18 Ağustos 2016 Perşembe

FİL VE KARINCA

Rüzgar çığlık attı, gerçek üşüdü, yeryüzü alacakaranlığı giyindi. Dereler, nehirler, denizler, okyanuslar topraktan suyunu çekti, sularını grimsi bulutların içerisine hapsetti. Toprak yarıldı, filizler kurudu, ağaçlar sussuzluktan ikiye ayrıldı. Kuşlar; yaprak üzerindeki çiğ taneleri ile sussuzluğunu gidermeye çalıştı, fareler ise kendi sidiklerini kuyruklarında açtıkları deliklerde yapmaya çalıştı.
Yüreklerin kulağını sağır eden bir ses... 
Kaya sesi...
Kaya kımıldayamıyor yerinden, altında yatan onlarca solucana ve çiyana nemini verdiğinden bir kum tanesi gibi ufalandı. Ufak ufak seyirten gözleri ise toprağa toprak damıttı.
Herkeste bir telaş ve koşuşturma...
Bir fil geçti yoldan, hortumundaki suyu görenler peşinden gitti. Saç diplerinden ayak bileklerine kadar boncuk boncuk terler akıttı toprağa. Solucanlar izi takip etti, karıncalar da sırtladıkları şişelere doldurdu her bir damla teri.
Fil; durdu, ağzını evirdi çevirdi yosun tutmuş dişini karıncanın sırtındaki ter şişesine düşürdü. Şişe devrildi, karıncanın sırtında bir yanma oluştu, hareket edemedi güneşin kavurucu sıcaklığında. Öylece kaldı fil ile arasındaki 2 metre mesafe farkında. Fil esti gürledi, tüm pireleri savruldu etrafa. Yükü ağırlaştı karıncanın sesi de çıkamaz oldu pirelerden beşi ağzına girdiğinden. Hareketsiz, dümdüz yerde yatıverdi karınca.

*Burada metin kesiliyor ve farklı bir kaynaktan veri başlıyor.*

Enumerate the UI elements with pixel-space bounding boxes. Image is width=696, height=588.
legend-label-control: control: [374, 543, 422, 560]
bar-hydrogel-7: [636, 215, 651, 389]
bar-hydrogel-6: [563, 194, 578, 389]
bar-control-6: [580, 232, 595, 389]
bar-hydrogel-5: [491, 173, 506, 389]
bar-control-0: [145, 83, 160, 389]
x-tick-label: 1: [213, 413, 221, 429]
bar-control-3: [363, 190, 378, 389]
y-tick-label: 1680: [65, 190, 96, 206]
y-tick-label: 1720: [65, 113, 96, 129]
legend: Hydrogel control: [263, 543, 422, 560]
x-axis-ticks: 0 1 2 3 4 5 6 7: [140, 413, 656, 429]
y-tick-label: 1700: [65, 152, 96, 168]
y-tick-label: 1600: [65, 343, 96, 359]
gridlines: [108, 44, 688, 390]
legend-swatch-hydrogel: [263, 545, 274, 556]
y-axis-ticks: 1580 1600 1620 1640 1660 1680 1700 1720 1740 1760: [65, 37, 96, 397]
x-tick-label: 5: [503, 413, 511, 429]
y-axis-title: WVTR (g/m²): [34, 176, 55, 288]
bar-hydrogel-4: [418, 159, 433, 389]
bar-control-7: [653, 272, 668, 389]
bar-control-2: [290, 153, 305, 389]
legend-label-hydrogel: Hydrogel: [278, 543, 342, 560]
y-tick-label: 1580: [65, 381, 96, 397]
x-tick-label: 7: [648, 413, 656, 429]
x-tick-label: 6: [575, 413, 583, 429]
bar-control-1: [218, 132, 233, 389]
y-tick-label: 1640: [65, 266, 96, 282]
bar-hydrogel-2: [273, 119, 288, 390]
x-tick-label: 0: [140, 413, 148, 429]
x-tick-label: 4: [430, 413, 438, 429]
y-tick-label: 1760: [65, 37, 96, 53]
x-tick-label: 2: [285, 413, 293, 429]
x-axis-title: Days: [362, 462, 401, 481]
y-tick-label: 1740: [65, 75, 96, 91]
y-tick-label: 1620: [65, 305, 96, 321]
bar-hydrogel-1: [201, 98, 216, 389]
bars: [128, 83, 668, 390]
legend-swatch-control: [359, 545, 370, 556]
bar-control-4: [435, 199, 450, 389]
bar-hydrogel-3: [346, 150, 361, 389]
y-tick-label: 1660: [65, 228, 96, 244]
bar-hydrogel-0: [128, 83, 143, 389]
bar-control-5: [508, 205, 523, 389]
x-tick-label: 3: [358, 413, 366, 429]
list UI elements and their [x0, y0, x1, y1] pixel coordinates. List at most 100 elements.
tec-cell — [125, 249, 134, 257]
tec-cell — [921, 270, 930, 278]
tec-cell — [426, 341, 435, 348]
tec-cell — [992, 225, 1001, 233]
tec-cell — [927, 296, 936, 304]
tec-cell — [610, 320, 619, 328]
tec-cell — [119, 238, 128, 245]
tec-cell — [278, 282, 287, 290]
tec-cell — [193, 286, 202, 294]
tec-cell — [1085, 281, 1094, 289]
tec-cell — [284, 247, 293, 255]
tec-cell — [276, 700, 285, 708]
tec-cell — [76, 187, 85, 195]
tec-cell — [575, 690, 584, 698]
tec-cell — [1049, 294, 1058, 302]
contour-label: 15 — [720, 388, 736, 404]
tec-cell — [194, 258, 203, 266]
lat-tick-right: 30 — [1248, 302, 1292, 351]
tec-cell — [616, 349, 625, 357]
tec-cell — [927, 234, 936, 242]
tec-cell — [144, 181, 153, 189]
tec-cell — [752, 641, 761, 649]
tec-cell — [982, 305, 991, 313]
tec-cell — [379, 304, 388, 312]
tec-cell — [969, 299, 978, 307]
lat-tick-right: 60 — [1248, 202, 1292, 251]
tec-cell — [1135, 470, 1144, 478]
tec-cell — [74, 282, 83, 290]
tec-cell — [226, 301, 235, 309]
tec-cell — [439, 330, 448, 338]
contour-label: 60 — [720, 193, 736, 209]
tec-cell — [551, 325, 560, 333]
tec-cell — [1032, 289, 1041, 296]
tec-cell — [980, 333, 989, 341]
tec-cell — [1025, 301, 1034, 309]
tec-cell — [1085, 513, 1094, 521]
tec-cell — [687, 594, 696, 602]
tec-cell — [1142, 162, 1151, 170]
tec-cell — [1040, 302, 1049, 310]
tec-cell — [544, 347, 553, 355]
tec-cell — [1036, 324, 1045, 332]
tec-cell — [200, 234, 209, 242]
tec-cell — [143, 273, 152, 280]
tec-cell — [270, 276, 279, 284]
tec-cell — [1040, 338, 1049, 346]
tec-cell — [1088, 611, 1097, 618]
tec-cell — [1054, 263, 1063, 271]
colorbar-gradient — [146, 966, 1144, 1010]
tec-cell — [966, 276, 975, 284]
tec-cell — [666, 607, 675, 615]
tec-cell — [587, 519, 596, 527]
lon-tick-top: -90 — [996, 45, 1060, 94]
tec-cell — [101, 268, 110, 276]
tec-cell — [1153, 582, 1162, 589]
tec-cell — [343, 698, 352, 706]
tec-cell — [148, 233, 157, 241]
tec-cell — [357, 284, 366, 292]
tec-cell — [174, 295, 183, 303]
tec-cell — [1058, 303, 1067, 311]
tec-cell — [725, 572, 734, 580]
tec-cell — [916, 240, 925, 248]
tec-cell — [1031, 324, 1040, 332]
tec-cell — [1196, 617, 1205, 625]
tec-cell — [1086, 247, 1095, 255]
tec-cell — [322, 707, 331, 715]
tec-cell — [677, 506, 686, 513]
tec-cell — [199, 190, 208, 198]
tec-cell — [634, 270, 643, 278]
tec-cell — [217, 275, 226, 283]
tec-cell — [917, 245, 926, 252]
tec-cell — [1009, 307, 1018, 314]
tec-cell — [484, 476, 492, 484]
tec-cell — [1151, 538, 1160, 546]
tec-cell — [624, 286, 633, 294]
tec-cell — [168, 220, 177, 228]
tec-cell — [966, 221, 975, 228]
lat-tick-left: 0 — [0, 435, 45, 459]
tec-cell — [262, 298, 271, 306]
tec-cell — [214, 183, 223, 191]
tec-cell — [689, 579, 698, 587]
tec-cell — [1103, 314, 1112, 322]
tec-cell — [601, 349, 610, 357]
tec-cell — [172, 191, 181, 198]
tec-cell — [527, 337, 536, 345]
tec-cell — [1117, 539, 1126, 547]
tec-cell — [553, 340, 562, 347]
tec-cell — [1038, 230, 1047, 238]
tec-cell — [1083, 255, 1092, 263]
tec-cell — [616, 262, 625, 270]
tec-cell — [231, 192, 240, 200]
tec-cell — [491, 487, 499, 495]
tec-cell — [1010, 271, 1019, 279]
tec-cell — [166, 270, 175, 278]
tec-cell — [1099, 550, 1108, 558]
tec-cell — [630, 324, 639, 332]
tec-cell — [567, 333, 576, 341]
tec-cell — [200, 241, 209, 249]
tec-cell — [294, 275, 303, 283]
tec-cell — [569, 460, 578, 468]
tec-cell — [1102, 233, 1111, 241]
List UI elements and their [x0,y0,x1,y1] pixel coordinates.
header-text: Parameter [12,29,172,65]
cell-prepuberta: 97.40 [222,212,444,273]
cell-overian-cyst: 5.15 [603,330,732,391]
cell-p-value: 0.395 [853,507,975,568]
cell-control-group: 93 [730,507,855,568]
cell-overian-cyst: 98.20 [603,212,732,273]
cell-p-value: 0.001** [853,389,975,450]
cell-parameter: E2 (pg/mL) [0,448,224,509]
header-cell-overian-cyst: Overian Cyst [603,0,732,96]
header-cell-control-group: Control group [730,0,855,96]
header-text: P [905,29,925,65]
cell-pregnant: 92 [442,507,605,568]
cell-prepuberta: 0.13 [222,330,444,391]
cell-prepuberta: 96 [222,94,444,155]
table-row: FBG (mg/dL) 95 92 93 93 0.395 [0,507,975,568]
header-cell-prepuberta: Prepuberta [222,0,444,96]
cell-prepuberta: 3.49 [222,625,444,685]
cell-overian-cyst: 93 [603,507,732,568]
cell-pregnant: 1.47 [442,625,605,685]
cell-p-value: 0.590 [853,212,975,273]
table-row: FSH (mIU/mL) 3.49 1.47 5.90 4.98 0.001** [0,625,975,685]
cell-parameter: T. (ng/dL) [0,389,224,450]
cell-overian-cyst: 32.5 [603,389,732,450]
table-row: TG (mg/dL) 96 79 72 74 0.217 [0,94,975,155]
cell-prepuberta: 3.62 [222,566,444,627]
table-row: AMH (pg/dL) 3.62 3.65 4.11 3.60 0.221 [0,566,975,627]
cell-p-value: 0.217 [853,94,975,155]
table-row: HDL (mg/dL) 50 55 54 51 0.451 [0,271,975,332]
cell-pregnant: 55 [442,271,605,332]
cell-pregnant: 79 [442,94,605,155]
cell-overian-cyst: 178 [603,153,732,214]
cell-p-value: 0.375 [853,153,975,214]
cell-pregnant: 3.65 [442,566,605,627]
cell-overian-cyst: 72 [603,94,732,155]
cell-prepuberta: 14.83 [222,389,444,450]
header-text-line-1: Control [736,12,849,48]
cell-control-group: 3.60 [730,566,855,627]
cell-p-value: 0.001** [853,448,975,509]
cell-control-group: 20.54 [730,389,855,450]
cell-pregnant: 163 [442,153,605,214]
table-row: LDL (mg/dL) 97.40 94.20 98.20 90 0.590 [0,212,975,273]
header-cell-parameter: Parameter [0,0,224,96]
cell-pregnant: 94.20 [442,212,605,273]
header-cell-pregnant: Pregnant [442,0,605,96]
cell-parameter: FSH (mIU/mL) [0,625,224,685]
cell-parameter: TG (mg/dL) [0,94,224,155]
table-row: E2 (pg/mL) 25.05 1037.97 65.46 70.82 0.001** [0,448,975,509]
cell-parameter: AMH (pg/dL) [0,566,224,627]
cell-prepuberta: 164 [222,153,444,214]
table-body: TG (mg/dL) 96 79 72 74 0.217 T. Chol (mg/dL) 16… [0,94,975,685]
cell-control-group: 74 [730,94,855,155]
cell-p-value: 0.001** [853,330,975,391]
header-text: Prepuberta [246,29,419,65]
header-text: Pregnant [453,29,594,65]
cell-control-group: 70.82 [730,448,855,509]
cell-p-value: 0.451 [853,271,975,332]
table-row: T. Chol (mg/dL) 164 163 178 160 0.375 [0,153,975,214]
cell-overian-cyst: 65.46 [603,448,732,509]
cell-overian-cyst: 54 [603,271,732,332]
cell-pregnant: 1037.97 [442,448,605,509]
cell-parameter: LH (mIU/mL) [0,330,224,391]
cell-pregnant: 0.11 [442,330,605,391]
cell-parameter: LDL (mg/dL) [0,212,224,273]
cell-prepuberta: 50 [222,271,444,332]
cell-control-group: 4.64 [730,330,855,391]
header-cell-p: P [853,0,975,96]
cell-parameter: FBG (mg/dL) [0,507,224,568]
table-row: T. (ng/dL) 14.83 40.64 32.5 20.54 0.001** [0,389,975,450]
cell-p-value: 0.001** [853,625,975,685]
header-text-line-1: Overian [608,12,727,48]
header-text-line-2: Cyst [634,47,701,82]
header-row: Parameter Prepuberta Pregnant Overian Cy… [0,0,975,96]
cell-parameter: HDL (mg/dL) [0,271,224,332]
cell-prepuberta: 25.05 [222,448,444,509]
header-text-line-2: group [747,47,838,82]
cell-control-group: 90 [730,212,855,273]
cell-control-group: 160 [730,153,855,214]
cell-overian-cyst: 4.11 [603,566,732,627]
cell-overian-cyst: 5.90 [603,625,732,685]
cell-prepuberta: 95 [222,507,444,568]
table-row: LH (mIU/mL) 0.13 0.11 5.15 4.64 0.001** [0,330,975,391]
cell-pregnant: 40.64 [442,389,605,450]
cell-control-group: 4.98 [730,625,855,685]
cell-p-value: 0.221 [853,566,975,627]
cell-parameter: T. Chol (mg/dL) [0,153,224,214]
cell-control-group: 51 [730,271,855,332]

Güneş en tepeden dikmiş 90 derecelik ışınlarını yeryüzüne. Çitileyip durdu toprağı kendi kızıllığında. Toprak piştikçe fil, inledi; inledikçe toprak şişti! Toprak patladı, fil bir zıpladı. Zıplamasıyla topraktan bakteriler, virüsler fırladı, saçıldı burundan ağza. Kımıldayamaz oldu kanatlıdan kanatsıza! Vücut dayanamadı, eridi, didindi, çırpındı rüyadaki bir serzenişle kendine geldi.